En este contexto, hay una diferencia significativa entre una política hegemónica en la
actualidad y la que postuló históricamente el marxismo. Antes se pensaba en un
movimiento obrero más o menos identificado con el marxismo a nivel internacional,
más o menos homogéneo, desde el cual tender lazos con otros movimientos de sectores
oprimidos (desde los movimientos campesinos hasta los movimientos de mujeres). Hoy
la clase trabajadora necesita al mismo tiempo conquistar su unidad y tender puentes con
los movimientos organizados en torno a formas de identificación que no se basan en la
clase. En este sentido, una política de unidad de la clase trabajadora es consustancial
con una política para unir a la clase con los movimientos en una hegemonía expansiva,
que reafirme la centralidad de la clase sin reducirla a la lucha económica. Desde el
punto de vista de una práctica política de izquierda, la síntesis sería luchar en el seno de
los movimientos por una política de unidad con la clase trabajadora, chocando con la
lógica de dividir las demandas; y luchar en los sindicatos por un programa que
contemple las reivindicaciones de los demás movimientos, chocando con el
corporativismo sindical.

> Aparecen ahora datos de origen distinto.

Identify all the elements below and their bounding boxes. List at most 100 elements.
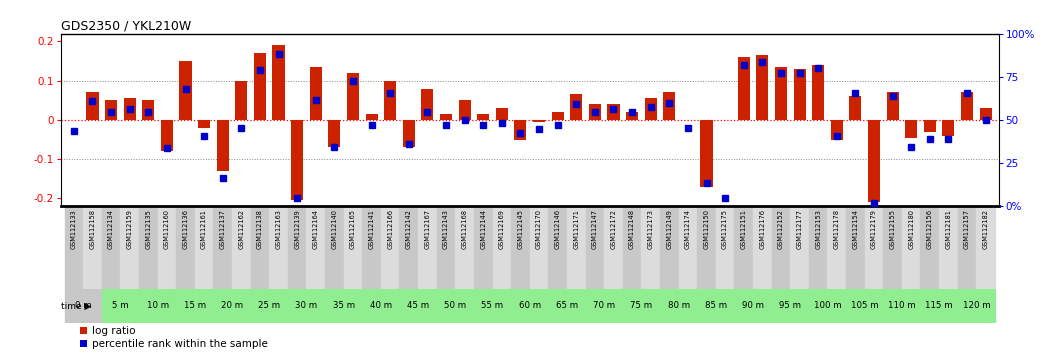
Text: GSM112156: GSM112156	[927, 209, 933, 249]
Bar	[549, 289, 566, 324]
Text: GSM112140: GSM112140	[331, 209, 338, 249]
Text: 60 m: 60 m	[518, 302, 541, 310]
Text: 25 m: 25 m	[258, 302, 280, 310]
Bar	[939, 206, 958, 289]
Bar	[474, 206, 493, 289]
Bar	[679, 206, 698, 289]
Text: 110 m: 110 m	[889, 302, 916, 310]
Text: 30 m: 30 m	[296, 302, 318, 310]
Text: 55 m: 55 m	[481, 302, 504, 310]
Bar	[176, 206, 195, 289]
Bar	[920, 206, 939, 289]
Bar	[403, 120, 414, 147]
Bar	[496, 108, 508, 120]
Bar	[809, 206, 828, 289]
Text: GSM112165: GSM112165	[350, 209, 356, 249]
Bar	[325, 206, 344, 289]
Text: GSM112161: GSM112161	[201, 209, 207, 249]
Bar	[344, 289, 362, 324]
Text: GSM112171: GSM112171	[573, 209, 579, 249]
Bar	[292, 120, 303, 200]
Bar	[883, 289, 902, 324]
Bar	[455, 206, 474, 289]
Bar	[607, 104, 620, 120]
Bar	[756, 55, 768, 120]
Bar	[790, 206, 809, 289]
Bar	[105, 100, 117, 120]
Text: GSM112173: GSM112173	[647, 209, 654, 249]
Bar	[530, 289, 549, 324]
Bar	[65, 289, 83, 324]
Bar	[585, 289, 604, 324]
Bar	[400, 206, 419, 289]
Bar	[701, 120, 712, 187]
Bar	[585, 206, 604, 289]
Text: 0 m: 0 m	[74, 302, 91, 310]
Bar	[440, 114, 452, 120]
Text: 95 m: 95 m	[779, 302, 801, 310]
Bar	[679, 289, 698, 324]
Text: 65 m: 65 m	[556, 302, 578, 310]
Text: GSM112163: GSM112163	[276, 209, 281, 249]
Bar	[251, 206, 270, 289]
Bar	[864, 206, 883, 289]
Bar	[235, 81, 248, 120]
Text: 100 m: 100 m	[814, 302, 841, 310]
Text: GSM112135: GSM112135	[146, 209, 151, 249]
Bar	[660, 289, 679, 324]
Bar	[831, 120, 842, 139]
Bar	[306, 289, 325, 324]
Bar	[436, 206, 455, 289]
Text: GSM112150: GSM112150	[704, 209, 709, 249]
Bar	[217, 120, 229, 171]
Bar	[213, 206, 232, 289]
Bar	[309, 67, 322, 120]
Bar	[198, 120, 210, 128]
Bar	[83, 206, 102, 289]
Bar	[552, 112, 563, 120]
Bar	[493, 206, 511, 289]
Text: GSM112153: GSM112153	[815, 209, 821, 249]
Bar	[533, 120, 545, 122]
Text: GSM112137: GSM112137	[219, 209, 226, 249]
Bar	[809, 289, 828, 324]
Bar	[419, 206, 436, 289]
Text: 10 m: 10 m	[147, 302, 169, 310]
Bar	[886, 92, 899, 120]
Bar	[195, 206, 213, 289]
Text: GSM112155: GSM112155	[890, 209, 896, 249]
Text: 75 m: 75 m	[630, 302, 652, 310]
Bar	[604, 289, 623, 324]
Text: GSM112182: GSM112182	[983, 209, 988, 249]
Bar	[641, 289, 660, 324]
Bar	[511, 206, 530, 289]
Bar	[287, 206, 306, 289]
Text: GSM112144: GSM112144	[480, 209, 487, 249]
Bar	[65, 206, 83, 289]
Bar	[160, 120, 173, 152]
Bar	[737, 57, 750, 120]
Text: 45 m: 45 m	[407, 302, 429, 310]
Text: GSM112168: GSM112168	[462, 209, 468, 249]
Text: 105 m: 105 m	[851, 302, 878, 310]
Bar	[939, 289, 958, 324]
Text: GSM112142: GSM112142	[406, 209, 412, 249]
Text: 15 m: 15 m	[184, 302, 206, 310]
Text: GSM112147: GSM112147	[592, 209, 598, 249]
Bar	[455, 289, 474, 324]
Bar	[325, 289, 344, 324]
Text: GSM112176: GSM112176	[759, 209, 766, 249]
Bar	[924, 120, 936, 132]
Text: GSM112151: GSM112151	[741, 209, 747, 249]
Text: GSM112172: GSM112172	[611, 209, 617, 249]
Bar	[864, 289, 883, 324]
Bar	[753, 289, 772, 324]
Text: GSM112139: GSM112139	[294, 209, 300, 249]
Text: GSM112167: GSM112167	[425, 209, 430, 249]
Bar	[790, 289, 809, 324]
Text: GSM112164: GSM112164	[313, 209, 319, 249]
Text: GSM112162: GSM112162	[238, 209, 244, 249]
Bar	[753, 206, 772, 289]
Bar	[588, 104, 601, 120]
Bar	[511, 289, 530, 324]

Esta política no necesariamente debería ser una política del
conjunto de la clase sino que podría comenzar a materializarse desde un sector activo.
Por poner un ejemplo, pensemos en la alianza entre la gestión obrera de Zanon y el
pueblo mapuche.
Potenciales hegemónicos
Habiendo planteado en términos generales la posible relación entre clase y movimientos
desde el punto de vista político, abordemos una segunda cuestión no menos importante:
el rol de los distintos sectores de la clase trabajadora para realizar esta política mediante
acciones de lucha de clases y organización de los sectores populares.
Partidos y partidos
La organización que más avance en resolver en la práctica estos problemas (entre otros)

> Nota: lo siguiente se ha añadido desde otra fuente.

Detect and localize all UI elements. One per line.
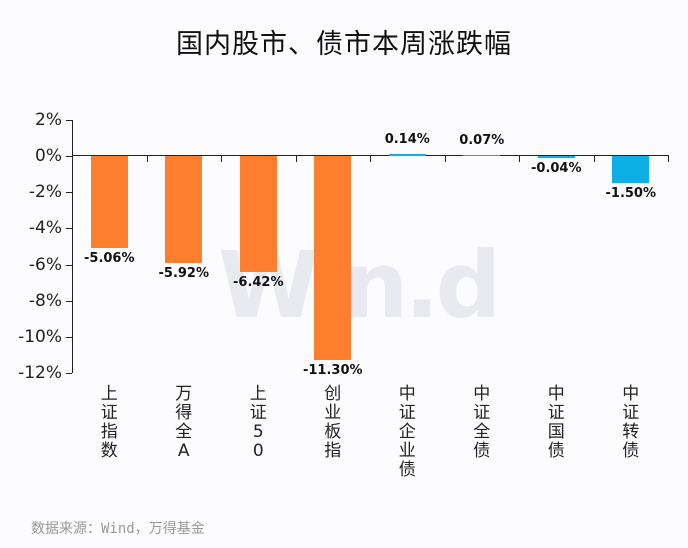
bar [239, 156, 277, 273]
x-tick [444, 155, 446, 162]
y-tick [66, 156, 72, 158]
y-tick-label: -8% [28, 290, 62, 311]
y-tick-label: -4% [28, 218, 62, 239]
bar [537, 156, 575, 158]
value-label: 0.07% [459, 132, 505, 148]
y-tick [66, 300, 72, 302]
category-label: 上证指数 [100, 384, 118, 461]
x-tick [146, 155, 148, 162]
bar [314, 156, 352, 361]
y-tick [66, 228, 72, 230]
value-label: -6.42% [233, 275, 284, 291]
y-tick-label: -12% [18, 363, 62, 383]
category-label: 万得全A [175, 384, 193, 461]
y-tick [66, 264, 72, 266]
y-tick-label: 0% [35, 146, 62, 167]
category-label: 上证50 [249, 384, 267, 461]
category-label: 中证企业债 [398, 384, 416, 480]
x-tick [221, 155, 222, 162]
y-tick [66, 120, 72, 121]
x-tick [519, 155, 520, 162]
chart-title: 国内股市、债市本周涨跌幅 [176, 29, 512, 60]
value-label: -1.50% [605, 186, 657, 202]
y-tick-label: 2% [35, 110, 62, 130]
bar [90, 156, 128, 248]
y-tick-label: -2% [28, 182, 62, 203]
x-tick [295, 155, 297, 162]
bar [612, 156, 650, 184]
x-tick [370, 155, 371, 162]
bar [388, 153, 426, 157]
value-label: -0.04% [531, 160, 582, 176]
value-label: 0.14% [384, 131, 430, 147]
y-tick-label: -6% [28, 254, 62, 275]
category-label: 创业板指 [324, 384, 342, 461]
value-label: -5.92% [158, 266, 210, 282]
value-label: -5.06% [84, 250, 135, 266]
bar [463, 154, 501, 157]
y-tick-label: -10% [18, 326, 62, 347]
y-tick [66, 373, 72, 374]
data-source: 数据来源：Wind，万得基金 [31, 521, 205, 537]
x-tick [668, 155, 669, 162]
bar [165, 156, 203, 264]
y-tick [66, 336, 72, 338]
category-label: 中证国债 [547, 384, 565, 461]
value-label: -11.30% [302, 363, 363, 379]
category-label: 中证转债 [622, 384, 640, 461]
y-axis [72, 120, 73, 373]
y-tick [66, 192, 72, 194]
category-label: 中证全债 [473, 384, 491, 461]
x-tick [593, 155, 595, 162]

será lo más parecido a un partido revolucionario, yendo más allá de las formaciones
políticas de existencia efímera. En tiempos de política virtual, partidos sin militancia y
movimientos sin partido, el desafío es de grandes proporciones. Una organización
política que defienda una teoría que vaya más allá de la dispersión de movimientos
sociales y teorías críticas, con un programa que plantee claramente la necesidad de
superar en forma revolucionaria el capitalismo y una estrategia basada en la lucha de
clases, es la condición necesaria para salir de la dispersión y las luchas reconducibles a
los marcos del capitalismo. No alcanza con una política en general de izquierda, de
denuncia o de intervención en movimientos, hace falta un partido que transforme su
presencia en cada lugar de trabajo y estudio en verdaderos “centros de gravedad” de una
organización capaz de poner en movimiento fuerzas infinitamente mayores que las de
una minoría activa pero marginal.
Lucha teórica
Durante las últimas décadas se vieron alcances y límites de las posiciones que
reseñamos al comienzo de estas líneas, las cuales fueron predominantes en la misma
medida en que las corrientes que buscaron anclarse en el programa y la estrategia
revolucionaria fueron claramente minoritarias. Hoy ha empezado a cambiar el sentido
de la flecha, aunque como siempre no hay resultados garantizados de antemano.
NOTAS AL PIE
[2] Exceptuamos gerentes y fuerzas armadas y de seguridad, que forman parte del bando
burgués por condiciones de vida y/o función.